What are the relative roles of large-scale, regional and local scale processes, as well as their interactions, for the formation of extremes?

This theme deals with the investigation and characterization of physical mechanisms leading to the occurrence of extreme events such as heat waves, droughts or floods. Recent investigations have shown that the interaction between large-scale phenomena (weather types, modes of variability) and regional-scale land-atmosphere feedbacks or forcings can be critical.

A better quantification of these processes through enhanced interactions between relevant research communities is essential for reducing uncertainties in projections and improving sub-seasonal to decadal predictability of extremes, as well as the attribution of past trends and single events. Targeted activities include multi-model experiments and assessments to evaluate and quantify the underlying processes, in particular within CMIP6, as well as several workshops and training schools. (See implementation plan).

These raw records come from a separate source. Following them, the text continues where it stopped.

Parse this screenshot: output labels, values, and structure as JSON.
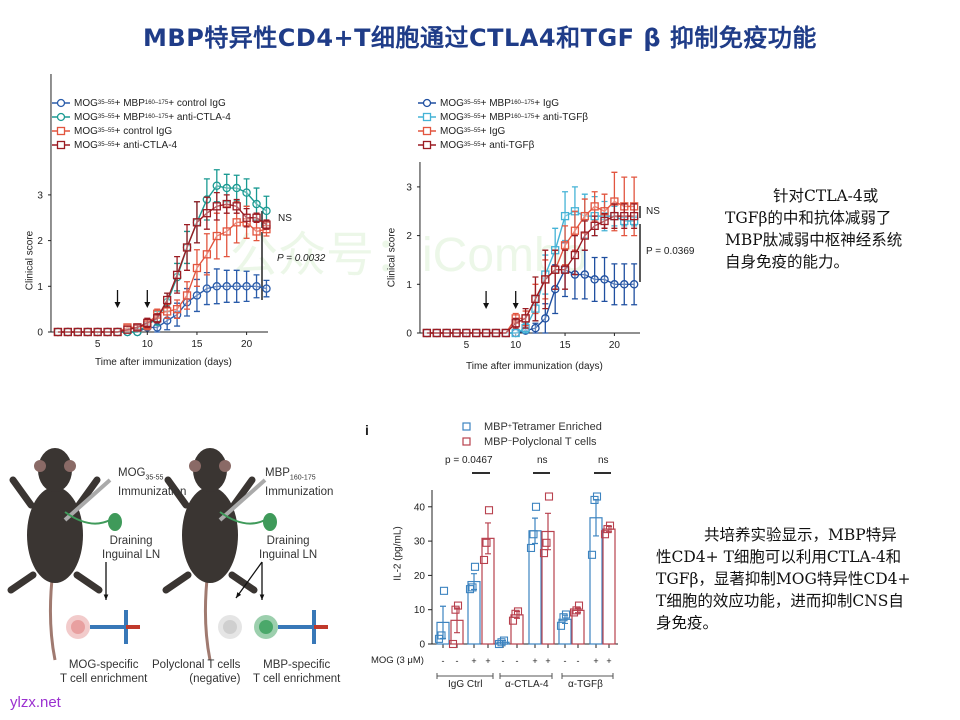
{
  "title": "MBP特异性CD4+T细胞通过CTLA4和TGF β 抑制免疫功能",
  "watermark": "公众号：iCombo",
  "site_label": "ylzx.net",
  "note_top": [
    "针对CTLA-4或",
    "TGFβ的中和抗体减弱了",
    "MBP肽减弱中枢神经系统",
    "自身免疫的能力。"
  ],
  "note_bottom": [
    "共培养实验显示，MBP特异",
    "性CD4+ T细胞可以利用CTLA-4和",
    "TGFβ，显著抑制MOG特异性CD4+",
    "T细胞的效应功能，进而抑制CNS自",
    "身免疫。"
  ],
  "diagram": {
    "left_immunization": [
      "MOG",
      "35-55",
      "Immunization"
    ],
    "right_immunization": [
      "MBP",
      "160-175",
      "Immunization"
    ],
    "draining_ln": [
      "Draining",
      "Inguinal LN"
    ],
    "mog_specific": [
      "MOG-specific",
      "T cell enrichment"
    ],
    "polyclonal": [
      "Polyclonal T cells",
      "(negative)"
    ],
    "mbp_specific": [
      "MBP-specific",
      "T cell enrichment"
    ],
    "colors": {
      "mouse": "#3a3532",
      "ln": "#3f9a5a",
      "mog_cell": "#e8a0a0",
      "poly_cell": "#cfcfcf",
      "mbp_cell": "#4aa86a"
    }
  },
  "chart_data": [
    {
      "type": "line",
      "xlabel": "Time after immunization (days)",
      "ylabel": "Clinical score",
      "xticks": [
        5,
        10,
        15,
        20
      ],
      "yticks": [
        0,
        1,
        2,
        3
      ],
      "xlim": [
        0,
        23
      ],
      "ylim": [
        0,
        3.6
      ],
      "arrows_at_days": [
        7,
        10
      ],
      "annotations": [
        "NS",
        "P = 0.0032"
      ],
      "legend_position": "top-left",
      "x": [
        1,
        2,
        3,
        4,
        5,
        6,
        7,
        8,
        9,
        10,
        11,
        12,
        13,
        14,
        15,
        16,
        17,
        18,
        19,
        20,
        21,
        22
      ],
      "series": [
        {
          "name": [
            "MOG",
            "35–55",
            " + MBP",
            "160–175",
            " + control IgG"
          ],
          "marker": "circle",
          "color": "#2a5caa",
          "values": [
            0,
            0,
            0,
            0,
            0,
            0,
            0,
            0,
            0,
            0.1,
            0.1,
            0.25,
            0.38,
            0.65,
            0.8,
            0.95,
            1.0,
            1.0,
            1.0,
            1.0,
            1.0,
            0.95
          ],
          "errors": [
            0,
            0,
            0,
            0,
            0,
            0,
            0,
            0,
            0,
            0.05,
            0.1,
            0.2,
            0.25,
            0.3,
            0.35,
            0.35,
            0.38,
            0.35,
            0.35,
            0.33,
            0.25,
            0.18
          ]
        },
        {
          "name": [
            "MOG",
            "35–55",
            " + MBP",
            "160–175",
            " + anti-CTLA-4"
          ],
          "marker": "circle",
          "color": "#1a9a92",
          "values": [
            0,
            0,
            0,
            0,
            0,
            0,
            0,
            0,
            0,
            0.15,
            0.3,
            0.65,
            1.2,
            1.85,
            2.4,
            2.9,
            3.2,
            3.15,
            3.15,
            3.05,
            2.8,
            2.65
          ],
          "errors": [
            0,
            0,
            0,
            0,
            0,
            0,
            0,
            0,
            0,
            0.1,
            0.15,
            0.2,
            0.3,
            0.35,
            0.45,
            0.45,
            0.35,
            0.3,
            0.28,
            0.3,
            0.35,
            0.32
          ]
        },
        {
          "name": [
            "MOG",
            "35–55",
            " + control IgG"
          ],
          "marker": "square",
          "color": "#e2553f",
          "values": [
            0,
            0,
            0,
            0,
            0,
            0,
            0,
            0.1,
            0.1,
            0.15,
            0.4,
            0.45,
            0.5,
            0.8,
            1.4,
            1.7,
            2.1,
            2.2,
            2.4,
            2.4,
            2.2,
            2.25
          ],
          "errors": [
            0,
            0,
            0,
            0,
            0,
            0,
            0,
            0.05,
            0.05,
            0.1,
            0.1,
            0.15,
            0.2,
            0.3,
            0.4,
            0.45,
            0.5,
            0.55,
            0.45,
            0.35,
            0.2,
            0.15
          ]
        },
        {
          "name": [
            "MOG",
            "35–55",
            " + anti-CTLA-4"
          ],
          "marker": "square",
          "color": "#9b1c23",
          "values": [
            0,
            0,
            0,
            0,
            0,
            0,
            0,
            0.05,
            0.1,
            0.2,
            0.3,
            0.7,
            1.25,
            1.85,
            2.4,
            2.6,
            2.75,
            2.8,
            2.75,
            2.5,
            2.5,
            2.35
          ],
          "errors": [
            0,
            0,
            0,
            0,
            0,
            0,
            0,
            0,
            0.05,
            0.1,
            0.1,
            0.15,
            0.4,
            0.5,
            0.45,
            0.35,
            0.3,
            0.2,
            0.15,
            0.2,
            0.1,
            0.1
          ]
        }
      ]
    },
    {
      "type": "line",
      "xlabel": "Time after immunization (days)",
      "ylabel": "Clinical score",
      "xticks": [
        5,
        10,
        15,
        20
      ],
      "yticks": [
        0,
        1,
        2,
        3
      ],
      "xlim": [
        0,
        23
      ],
      "ylim": [
        0,
        3.4
      ],
      "arrows_at_days": [
        7,
        10
      ],
      "annotations": [
        "NS",
        "P = 0.0369"
      ],
      "legend_position": "top-left",
      "x": [
        1,
        2,
        3,
        4,
        5,
        6,
        7,
        8,
        9,
        10,
        11,
        12,
        13,
        14,
        15,
        16,
        17,
        18,
        19,
        20,
        21,
        22
      ],
      "series": [
        {
          "name": [
            "MOG",
            "35–55",
            " + MBP",
            "160–175",
            " + IgG"
          ],
          "marker": "circle",
          "color": "#1f4fa0",
          "values": [
            0,
            0,
            0,
            0,
            0,
            0,
            0,
            0,
            0,
            0,
            0.05,
            0.1,
            0.3,
            0.9,
            1.3,
            1.2,
            1.2,
            1.1,
            1.1,
            1.0,
            1.0,
            1.0
          ],
          "errors": [
            0,
            0,
            0,
            0,
            0,
            0,
            0,
            0,
            0,
            0,
            0.05,
            0.1,
            0.3,
            0.5,
            0.55,
            0.5,
            0.5,
            0.45,
            0.45,
            0.42,
            0.42,
            0.42
          ]
        },
        {
          "name": [
            "MOG",
            "35–55",
            " + MBP",
            "160–175",
            " + anti-TGFβ"
          ],
          "marker": "square",
          "color": "#45b3d6",
          "values": [
            0,
            0,
            0,
            0,
            0,
            0,
            0,
            0,
            0,
            0,
            0.1,
            0.5,
            1.2,
            1.7,
            2.4,
            2.5,
            2.4,
            2.4,
            2.4,
            2.4,
            2.3,
            2.3
          ],
          "errors": [
            0,
            0,
            0,
            0,
            0,
            0,
            0,
            0,
            0,
            0,
            0.1,
            0.25,
            0.4,
            0.45,
            0.5,
            0.5,
            0.45,
            0.4,
            0.3,
            0.2,
            0.1,
            0.1
          ]
        },
        {
          "name": [
            "MOG",
            "35–55",
            " + IgG"
          ],
          "marker": "square",
          "color": "#e2553f",
          "values": [
            0,
            0,
            0,
            0,
            0,
            0,
            0,
            0,
            0,
            0.3,
            0.3,
            0.7,
            1.1,
            1.3,
            1.8,
            2.1,
            2.4,
            2.6,
            2.5,
            2.7,
            2.6,
            2.6
          ],
          "errors": [
            0,
            0,
            0,
            0,
            0,
            0,
            0,
            0,
            0,
            0.1,
            0.15,
            0.3,
            0.4,
            0.4,
            0.4,
            0.4,
            0.35,
            0.3,
            0.35,
            0.6,
            0.6,
            0.6
          ]
        },
        {
          "name": [
            "MOG",
            "35–55",
            " + anti-TGFβ"
          ],
          "marker": "square",
          "color": "#9b1c23",
          "values": [
            0,
            0,
            0,
            0,
            0,
            0,
            0,
            0,
            0,
            0.2,
            0.3,
            0.7,
            1.1,
            1.3,
            1.3,
            1.6,
            2.0,
            2.2,
            2.3,
            2.4,
            2.4,
            2.4
          ],
          "errors": [
            0,
            0,
            0,
            0,
            0,
            0,
            0,
            0,
            0,
            0.1,
            0.2,
            0.45,
            0.6,
            0.4,
            0.4,
            0.4,
            0.3,
            0.2,
            0.15,
            0.25,
            0.25,
            0.25
          ]
        }
      ]
    },
    {
      "type": "bar",
      "panel_label": "i",
      "ylabel": "IL-2 (pg/mL)",
      "yticks": [
        0,
        10,
        20,
        30,
        40
      ],
      "ylim": [
        0,
        45
      ],
      "row_label": "MOG (3 μM)",
      "mog": [
        "-",
        "-",
        "+",
        "+",
        "-",
        "-",
        "+",
        "+",
        "-",
        "-",
        "+",
        "+"
      ],
      "groups": [
        "IgG Ctrl",
        "α-CTLA-4",
        "α-TGFβ"
      ],
      "significance": [
        "p = 0.0467",
        "ns",
        "ns"
      ],
      "legend_position": "top",
      "series": [
        {
          "name": [
            "MBP",
            "+",
            " Tetramer Enriched"
          ],
          "color": "#3d84c0",
          "values": [
            6.3,
            18.2,
            0.5,
            33.0,
            7.2,
            36.8
          ],
          "errors": [
            4.7,
            2.3,
            0.5,
            3.7,
            1.2,
            5.3
          ],
          "points": [
            [
              1.5,
              2.5,
              15.5
            ],
            [
              16,
              16.5,
              22.5
            ],
            [
              0,
              0.5,
              1.0
            ],
            [
              28,
              32,
              40
            ],
            [
              5.3,
              7.8,
              8.6
            ],
            [
              26,
              42,
              43
            ]
          ]
        },
        {
          "name": [
            "MBP",
            "−",
            " Polyclonal T cells"
          ],
          "color": "#b8414e",
          "values": [
            6.9,
            30.8,
            8.5,
            32.8,
            9.8,
            33.5
          ],
          "errors": [
            3.6,
            4.5,
            1.0,
            5.3,
            0.7,
            0.8
          ],
          "points": [
            [
              0,
              10,
              11.2
            ],
            [
              24.5,
              29.5,
              39
            ],
            [
              6.8,
              8.8,
              9.5
            ],
            [
              26.5,
              29.5,
              43
            ],
            [
              9.2,
              9.8,
              11.2
            ],
            [
              32,
              33.5,
              34.5
            ]
          ]
        }
      ]
    }
  ]
}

Figure: Impact of mean changes in soil moisture in projections of changes in temperature and precipitation (2070-2100 vs 1970-2000): In many mid-latitude regions which are projected to be affected by drier conditions, the latter substantially contribute to temperature increases (up to 4°) and to changes in mean and extreme precipitation. Top: mean temperature [K], middle: 95th percentile maximum daily temperature [K], bottom: 95th percentile precipitation; left: June-July-August, right: December-January-February (source: Seneviratne et al. 2013).

Related Workshops

  • An International Global Drought Information System Workshop: Next Steps (11-13 December 2014, Pasadena, USA): Drought drivers in various regions of the world will be reviewed as part of the Global Drought Information System workshop.
  • Our common future under climate change” conference held at UNESCO in Paris in July 2015, with several parallel sessions on extreme events: “Climate Extremes”, “Attribution of extreme events”, “Extreme Hydrological Events”, and a large parallel session.
  • M-CLIX workshop, October 2015 (see also Simulate): Session and Break-out groups addressing “Understand” theme.
  • LandMIP (Land modelling) workshop (October 2015): Coordination of LS3MIP and LUMIP CMIP6 experiments, including aspects relevant to extremes (e.g. model output, experimental set-ups). Jointly organized by GEWEX and CliC.
  • Blocking workshop (6-8 April 2016 Reading): Overview of processes leading to blocking, evaluation of representation of blocking in current climate and weather models, links between blocking and regional (feedback) processes (A short summary of the presentations given during the workshop was just published in the SPARC newsletter (p.26)).
  • Synthesis “Understand” Workshop (TBA, late 2016 or 2017): workshop synthesizing results of first ExtreMEx modelling experiments and dedicated analyses, and planned special issue and review article.